Through the centuries, Iceland's geographical location has meant that the nation has to a large extent been dependent on the riches of its aquatic environment. With large areas of the country ill-suited for agriculture, livelihood was largely based on fishing.

Intricately woven into Iceland‘s culture and heritage, fishing later became the key force in the country‘s modern economy and drove the nation‘s rise from one of Europe‘s poorest countries around 1800 to one of the world‘s wealthiest at the beginning of the 21st century.

Three key periods

The history of the Icelandic fisheries can be divided into three key periods. While they overlap, they can basically be categorized as the Age of the rowing boat, the Age of the sail and finally the Age of motorized vessels.

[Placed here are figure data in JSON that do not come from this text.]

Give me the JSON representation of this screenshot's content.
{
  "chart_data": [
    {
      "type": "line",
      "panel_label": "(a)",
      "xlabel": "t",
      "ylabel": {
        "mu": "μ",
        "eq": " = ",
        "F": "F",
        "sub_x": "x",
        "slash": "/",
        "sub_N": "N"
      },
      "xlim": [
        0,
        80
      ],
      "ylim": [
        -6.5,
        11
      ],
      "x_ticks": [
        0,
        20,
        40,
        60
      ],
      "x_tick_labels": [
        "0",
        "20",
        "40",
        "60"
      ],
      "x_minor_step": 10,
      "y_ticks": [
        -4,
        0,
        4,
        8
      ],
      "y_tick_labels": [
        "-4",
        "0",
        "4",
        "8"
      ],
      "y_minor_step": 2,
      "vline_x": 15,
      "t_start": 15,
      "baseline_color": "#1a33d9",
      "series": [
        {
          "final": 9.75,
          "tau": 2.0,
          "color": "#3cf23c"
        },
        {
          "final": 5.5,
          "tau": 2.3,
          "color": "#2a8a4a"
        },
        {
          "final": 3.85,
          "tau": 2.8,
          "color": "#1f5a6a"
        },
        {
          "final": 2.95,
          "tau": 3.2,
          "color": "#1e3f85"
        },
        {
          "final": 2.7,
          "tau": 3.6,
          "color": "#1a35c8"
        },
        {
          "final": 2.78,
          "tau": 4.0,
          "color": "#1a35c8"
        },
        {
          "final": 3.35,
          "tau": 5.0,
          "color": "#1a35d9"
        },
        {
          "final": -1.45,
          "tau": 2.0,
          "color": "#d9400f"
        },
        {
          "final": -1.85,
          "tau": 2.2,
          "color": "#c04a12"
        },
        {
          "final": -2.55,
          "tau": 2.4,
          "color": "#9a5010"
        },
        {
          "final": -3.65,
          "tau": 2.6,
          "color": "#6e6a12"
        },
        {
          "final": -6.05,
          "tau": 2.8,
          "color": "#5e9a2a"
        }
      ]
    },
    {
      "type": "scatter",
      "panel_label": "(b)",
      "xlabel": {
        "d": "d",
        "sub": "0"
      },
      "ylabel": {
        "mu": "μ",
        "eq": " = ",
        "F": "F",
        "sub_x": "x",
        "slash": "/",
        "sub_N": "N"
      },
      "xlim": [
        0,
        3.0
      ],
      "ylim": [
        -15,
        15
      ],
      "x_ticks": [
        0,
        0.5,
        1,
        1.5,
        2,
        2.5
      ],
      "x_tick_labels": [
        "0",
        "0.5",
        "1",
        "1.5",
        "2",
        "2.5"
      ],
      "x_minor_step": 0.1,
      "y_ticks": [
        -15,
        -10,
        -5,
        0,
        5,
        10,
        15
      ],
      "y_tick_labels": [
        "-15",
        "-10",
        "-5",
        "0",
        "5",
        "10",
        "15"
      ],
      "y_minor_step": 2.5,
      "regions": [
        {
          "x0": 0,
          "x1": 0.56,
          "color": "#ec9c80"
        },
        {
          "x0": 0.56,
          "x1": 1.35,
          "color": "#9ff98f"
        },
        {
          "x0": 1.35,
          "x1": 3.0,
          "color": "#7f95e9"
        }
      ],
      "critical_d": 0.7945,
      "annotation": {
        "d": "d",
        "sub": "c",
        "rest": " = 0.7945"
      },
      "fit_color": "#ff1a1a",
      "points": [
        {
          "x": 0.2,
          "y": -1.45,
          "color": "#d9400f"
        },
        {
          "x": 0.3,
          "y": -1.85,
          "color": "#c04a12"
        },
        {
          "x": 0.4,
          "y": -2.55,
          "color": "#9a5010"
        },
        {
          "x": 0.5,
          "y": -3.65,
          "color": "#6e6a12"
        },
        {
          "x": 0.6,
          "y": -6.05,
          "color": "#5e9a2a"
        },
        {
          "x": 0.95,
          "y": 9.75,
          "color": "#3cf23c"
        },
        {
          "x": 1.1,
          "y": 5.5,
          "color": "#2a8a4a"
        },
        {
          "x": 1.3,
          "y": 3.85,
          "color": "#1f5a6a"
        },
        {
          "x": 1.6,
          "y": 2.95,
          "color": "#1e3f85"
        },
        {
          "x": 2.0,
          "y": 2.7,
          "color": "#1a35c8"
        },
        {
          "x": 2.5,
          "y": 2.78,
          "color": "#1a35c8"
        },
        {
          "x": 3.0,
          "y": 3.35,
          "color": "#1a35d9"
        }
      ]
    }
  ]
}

Of the three, the Age of the rowing boats lasted more than 1000 years into the late 1920s. Sailing vessels became prominent around 1800 but eventually both the oars and the sails gave way to motorized vessels in the 1920s.

The first Icelandic motorized fishing vessel, basically a six-oaring equipped with a small engine, was used in 1902. Motorization caught on fast. Decked vessels soon followed suit and by 1905 Iceland had acquired its first steam-trawler. Two decades later, some 47 steam-trawlers were operated around Iceland.

Steel replaces wood

Following World War II, a new generation of trawlers, longliners and gillnetters replaced the ageing steam-trawlers. Trawlers apart, new vessels after the Second World War were initially built of wood but later replaced by steel. Sidewinding trawlers were replaced by stern-trawlers during the 1970s and 80s.

During the last decades the Icelandic fleet has undergone some major changes. Mainly driven by the sheer need to adapt to new and more efficient technologies, these changes have simultaneously addressed a change in market demand for products.